MARFA — Last Friday at around 5 p.m., a Big Boy train rolled into town.

A crowd of locals, tourists and train enthusiasts gathered to greet the retro steam locomotive — a 1.2 million pound, 132-foot-long beast that was originally built to haul freight in the 1940s.

“The sheer size of the thing was unfathomable,” Nick Bustillos, a Marfa resident, said in a phone interview. “When it finally pulled up, it looked like the gods were going to unload from it.”

Bustillos first heard about Big Boy’s stop in Marfa via social media. He decided to pay it a visit and was glad he did.

“If Batman had a train or needed a train for any reason, it would look like this train,” he said.

Big Boy — a style of train manufactured by American Locomotive Company for Union Pacific — has been retired since 1961. Only 25 were ever built, and fewer than that are still around for the public to see.

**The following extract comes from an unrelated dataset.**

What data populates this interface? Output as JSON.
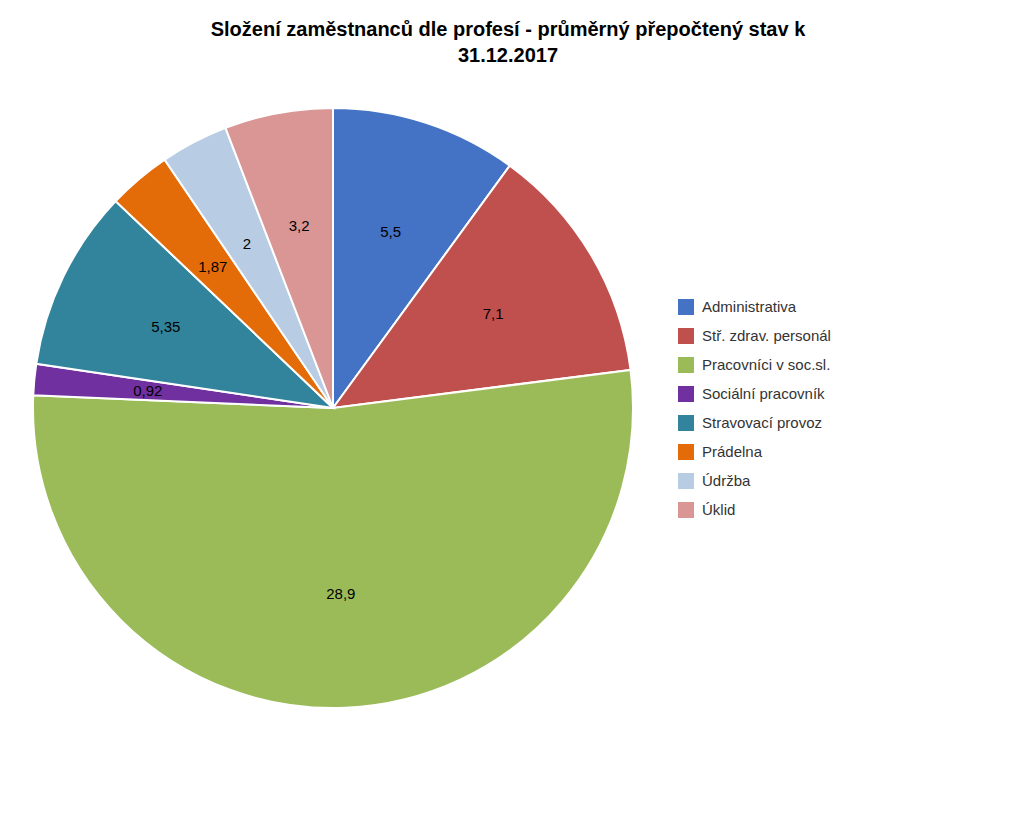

This year, though, after a multi-year restoration, Union Pacific is taking Big Boy No. 4014 on a cross-country tour to celebrate the 150th anniversary of the transcontinental railroad. It departed El Paso last week, headed in a month-long loop for Cheyenne, Wyoming. At press time, it was in the Houston area.

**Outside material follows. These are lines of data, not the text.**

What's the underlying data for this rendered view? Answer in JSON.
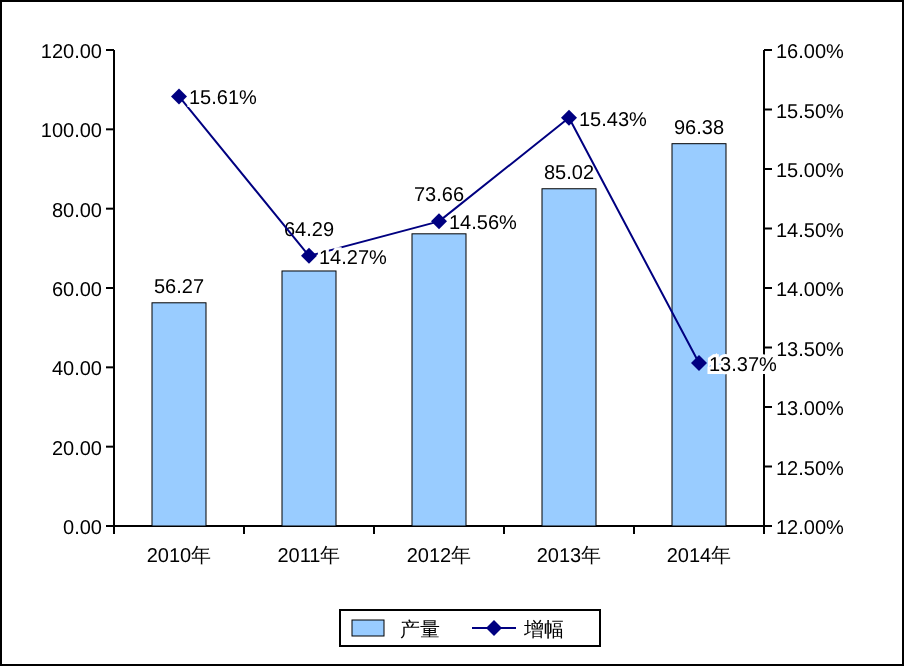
{
  "chart_data": {
    "type": "bar",
    "categories": [
      "2010年",
      "2011年",
      "2012年",
      "2013年",
      "2014年"
    ],
    "series": [
      {
        "name": "产量",
        "color": "#99ccff",
        "values": [
          56.27,
          64.29,
          73.66,
          85.02,
          96.38
        ]
      },
      {
        "name": "增幅",
        "type": "line",
        "axis": "y2",
        "color": "#000080",
        "marker": "diamond",
        "values": [
          15.61,
          14.27,
          14.56,
          15.43,
          13.37
        ],
        "value_labels": [
          "15.61%",
          "14.27%",
          "14.56%",
          "15.43%",
          "13.37%"
        ]
      }
    ],
    "data_labels": true,
    "grid": false,
    "legend": "bottom",
    "ylim": [
      0,
      120
    ],
    "yticks": [
      {
        "value": 0,
        "label": "0.00"
      },
      {
        "value": 20,
        "label": "20.00"
      },
      {
        "value": 40,
        "label": "40.00"
      },
      {
        "value": 60,
        "label": "60.00"
      },
      {
        "value": 80,
        "label": "80.00"
      },
      {
        "value": 100,
        "label": "100.00"
      },
      {
        "value": 120,
        "label": "120.00"
      }
    ],
    "y2lim": [
      12,
      16
    ],
    "y2ticks": [
      {
        "value": 12,
        "label": "12.00%"
      },
      {
        "value": 12.5,
        "label": "12.50%"
      },
      {
        "value": 13,
        "label": "13.00%"
      },
      {
        "value": 13.5,
        "label": "13.50%"
      },
      {
        "value": 14,
        "label": "14.00%"
      },
      {
        "value": 14.5,
        "label": "14.50%"
      },
      {
        "value": 15,
        "label": "15.00%"
      },
      {
        "value": 15.5,
        "label": "15.50%"
      },
      {
        "value": 16,
        "label": "16.00%"
      }
    ]
  }
}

Buck Johnston, another Marfa resident, was also in attendance on Friday. She was so excited last week about the train’s pending arrival that she sent out an email to city leaders, suggesting they “pull together a community gathering for this historic event.”

Johnston said Big Boy was “a real, breathing thing of beauty.”

“It was like everyone was a kid again,” she said of the train’s brief visit to town.